What’s more, you’re going to be able to do it on an easy-to-use, customer-friendly platform. As it stands, the accreditation requirement is the only thing keeping it from a five-star rating. All things considered though, Percent offers investors a great package of profit potential, user friendliness and investor flexibility. 

Percent vs. Competitors

The online investing platform business is getting more competitive every day. The only way for a platform to really stand out is by giving investors solid offerings with good profit potential in an easy-to-use fashion. When it comes to that, Percent stands up nicely vs. competitors like Crowdstreet, RealtyMogul or StartEngine in the world of online alternative investments. 

The platform carves out a neat niche for itself by making the world of private credit investments open to any size accredited investor. Perhaps the only drawback here is that in spite of having numerous offerings with $500 buy-ins and hold periods with an average duration of nine months, you still have to be accredited to participate in offerings. 

However, this restriction has more to do with how the government classifies investments than Percent looking to lock small investors out of the club. Hopefully, at some point in the future, a legislative change will allow non-accredited investors to participate in these private credit opportunities (if only on a small scale). The chance to build a portfolio by starting a $500 investment that can net 10% to 18% APR would appeal to a lot of investors. 

How do I know if I’m an accredited investor?

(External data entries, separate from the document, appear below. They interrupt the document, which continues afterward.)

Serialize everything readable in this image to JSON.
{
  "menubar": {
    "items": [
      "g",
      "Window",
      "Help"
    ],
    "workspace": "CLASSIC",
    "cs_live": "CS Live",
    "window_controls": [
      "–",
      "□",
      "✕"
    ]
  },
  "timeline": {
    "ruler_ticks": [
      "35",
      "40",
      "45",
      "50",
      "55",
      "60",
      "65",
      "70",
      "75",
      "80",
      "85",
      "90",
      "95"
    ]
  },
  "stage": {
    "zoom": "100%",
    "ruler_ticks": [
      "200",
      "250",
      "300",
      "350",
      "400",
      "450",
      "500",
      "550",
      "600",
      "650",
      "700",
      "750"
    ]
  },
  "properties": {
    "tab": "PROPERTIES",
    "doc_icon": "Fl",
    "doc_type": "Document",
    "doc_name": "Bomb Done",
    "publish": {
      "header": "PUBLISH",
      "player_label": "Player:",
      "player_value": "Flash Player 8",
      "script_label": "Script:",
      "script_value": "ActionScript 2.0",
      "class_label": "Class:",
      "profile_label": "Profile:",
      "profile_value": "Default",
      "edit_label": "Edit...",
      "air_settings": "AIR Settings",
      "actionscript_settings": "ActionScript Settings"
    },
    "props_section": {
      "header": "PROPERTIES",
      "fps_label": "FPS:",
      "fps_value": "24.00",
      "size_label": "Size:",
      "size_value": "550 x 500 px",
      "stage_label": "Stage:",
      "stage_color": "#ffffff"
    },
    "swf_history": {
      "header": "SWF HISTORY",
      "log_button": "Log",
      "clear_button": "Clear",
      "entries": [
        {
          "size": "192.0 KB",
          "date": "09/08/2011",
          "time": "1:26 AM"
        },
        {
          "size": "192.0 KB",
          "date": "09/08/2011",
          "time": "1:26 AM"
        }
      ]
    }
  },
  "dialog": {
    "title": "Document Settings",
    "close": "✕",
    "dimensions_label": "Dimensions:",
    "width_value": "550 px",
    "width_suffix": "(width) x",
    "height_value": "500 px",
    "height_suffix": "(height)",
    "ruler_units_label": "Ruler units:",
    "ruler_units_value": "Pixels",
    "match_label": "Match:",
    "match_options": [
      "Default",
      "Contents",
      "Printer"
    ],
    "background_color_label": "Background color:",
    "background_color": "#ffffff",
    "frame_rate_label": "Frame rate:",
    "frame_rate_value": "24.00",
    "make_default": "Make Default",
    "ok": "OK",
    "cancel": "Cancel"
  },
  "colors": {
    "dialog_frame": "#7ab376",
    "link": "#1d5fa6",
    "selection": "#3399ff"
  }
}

There are several ways of establishing accredited investor status:

  1. You have earned income that exceeded $200,000 (or $300,000 together with a spouse) in each of the prior two years and reasonably expect the same for the current year.
  2. You have a net worth over $1 million, either alone or together with a spouse (excluding the value of the person’s primary residence).
  3. You are an investor with certain professional certifications, designations or credentials, including Series 7, Series 65 and Series 82 licenses while qualifying as a “natural person.” (Investors with other licenses are to be considered and added in the future.)
  4. You are an investor with a “spousal equivalent,” or a spouse of an accredited investor who pools their assets together to meet the previous net worth and/or income requirements for accredited investors. (For example, if you are married to an accredited investor and share monetary resources, you are now also an accredited investor.)
  5. You are “knowledgeable employees” of a private fund.
  6. Limited liability companies (LLCs) and family office entities with $5 million assets under management. U.S. Securities and Exchange Commission- and state-registered investment advisers (but not reporting advisors) of these entities can also now be considered accredited investors.
  7. Entities including Native American tribes, governmental bodies, funds and entities “organized under the laws of foreign countries” with investments over $5 million — as long as they were not formed solely to invest in a specific accredited investment.

Frequently Asked Questions

Q

What does private credit mean?

A

Private credit is an asset class of privately negotiated loans and debt financing from non-bank lenders. These investments include small business and consumer loans, venture debt and other forms of private debt. Small businesses, startups and individuals seek private credit when they cannot access public credit market.

 

Q

Are private credit investments risk free?

A

All investments involve risk and may result in loss, including loss of principal. Percent and its partners perform extensive due diligence on companies raising debt capital and their underlying assets. In addition to using industry standard layer of protection through Special Purpose Vehicles (SPVs), it has implemented collateral verification from MTAG Services, LLC, which provides independent validation of receivables and other data reported by originators and introduced enhanced default protection to its Blended Notes.